Shay’s gaze sharpened. “That leaves Latimer and Triscell Elk Thunder.”

“What we know of the tribal PD? They won’t seriously investigate the tribal president. They’ll buy his alibi. They’ll consider good riddance to Sheldon War Bonnet and act like the tribal police solved a case the FBI couldn’t.”

“You really did look at every conceivable angle.”

I shrugged. “I had nothin’ else to think about on my run. There’s nothing linking me to any of this. No proof.”

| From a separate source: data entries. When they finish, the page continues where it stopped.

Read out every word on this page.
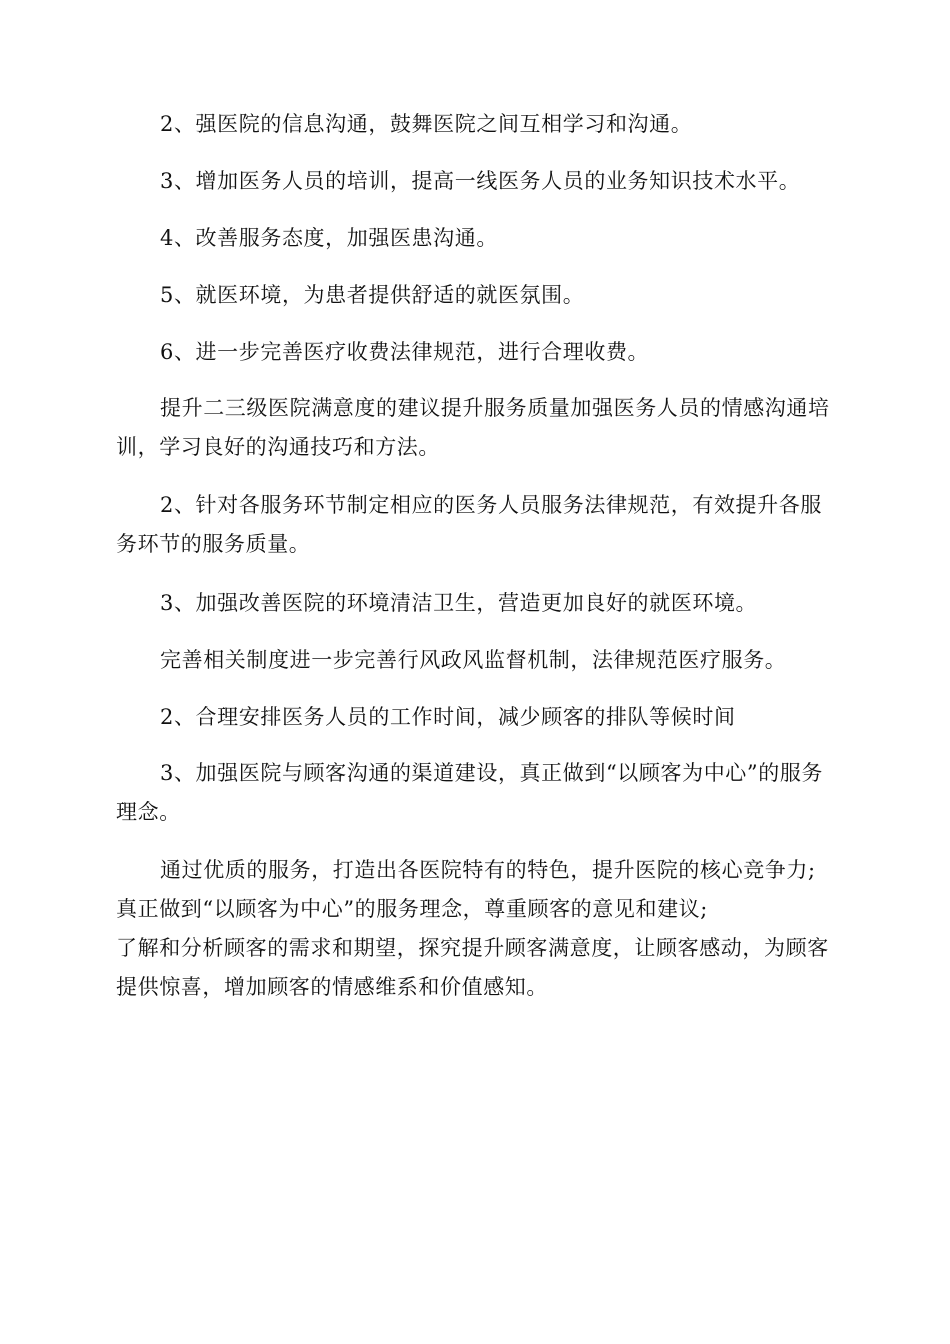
2、强医院的信息沟通，鼓舞医院之间互相学习和沟通。

3、增加医务人员的培训，提高一线医务人员的业务知识技术水平。

4、改善服务态度，加强医患沟通。

5、就医环境，为患者提供舒适的就医氛围。

6、进一步完善医疗收费法律规范，进行合理收费。

提升二三级医院满意度的建议提升服务质量加强医务人员的情感沟通培训，学习良好的沟通技巧和方法。

2、针对各服务环节制定相应的医务人员服务法律规范，有效提升各服务环节的服务质量。

3、加强改善医院的环境清洁卫生，营造更加良好的就医环境。

完善相关制度进一步完善行风政风监督机制，法律规范医疗服务。

2、合理安排医务人员的工作时间，减少顾客的排队等候时间

3、加强医院与顾客沟通的渠道建设，真正做到“以顾客为中心”的服务理念。

通过优质的服务，打造出各医院特有的特色，提升医院的核心竞争力;真正做到“以顾客为中心”的服务理念，尊重顾客的意见和建议;
了解和分析顾客的需求和期望，探究提升顾客满意度，让顾客感动，为顾客提供惊喜，增加顾客的情感维系和价值感知。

“No worries young Naomi will brag about her part?” he asked skeptically.

“She has limited information about what she believed was a government op. Plus, she mentioned a possible career in the military. I could provide her with a rec with the local recruiter, if she needs one. If she tattles, well, I’ll go out of my way to paint her a liar.”

“Jesus, Gunderson. I’m happy you’re on my side.”

I smiled. “Now that we’re all open books for each other and shit, spill about your military service, Turnbull.”

Shay gave me the slow, sexy grin that was inappropriate as hell and yet… somehow not. “I thought you would’ve guessed by now, Sergeant Major.”

Then it clicked. “Fuck me. You were a SEAL.”

“Yes, ma’am.”

My eyes narrowed. “That’s not all. You were a SEAL sniper.”

“Guilty. But I was out of the teams by the time Operation Iraqi Freedom started. Basically, I was an Indian kid from South Dakota looking to see the world, and I ended up in navy intelligence. After a couple of years of that, I opted to try out for the SEALS. I stayed in the teams for almost a decade. Didn’t reenlist after twelve years and immediately went to Quantico.”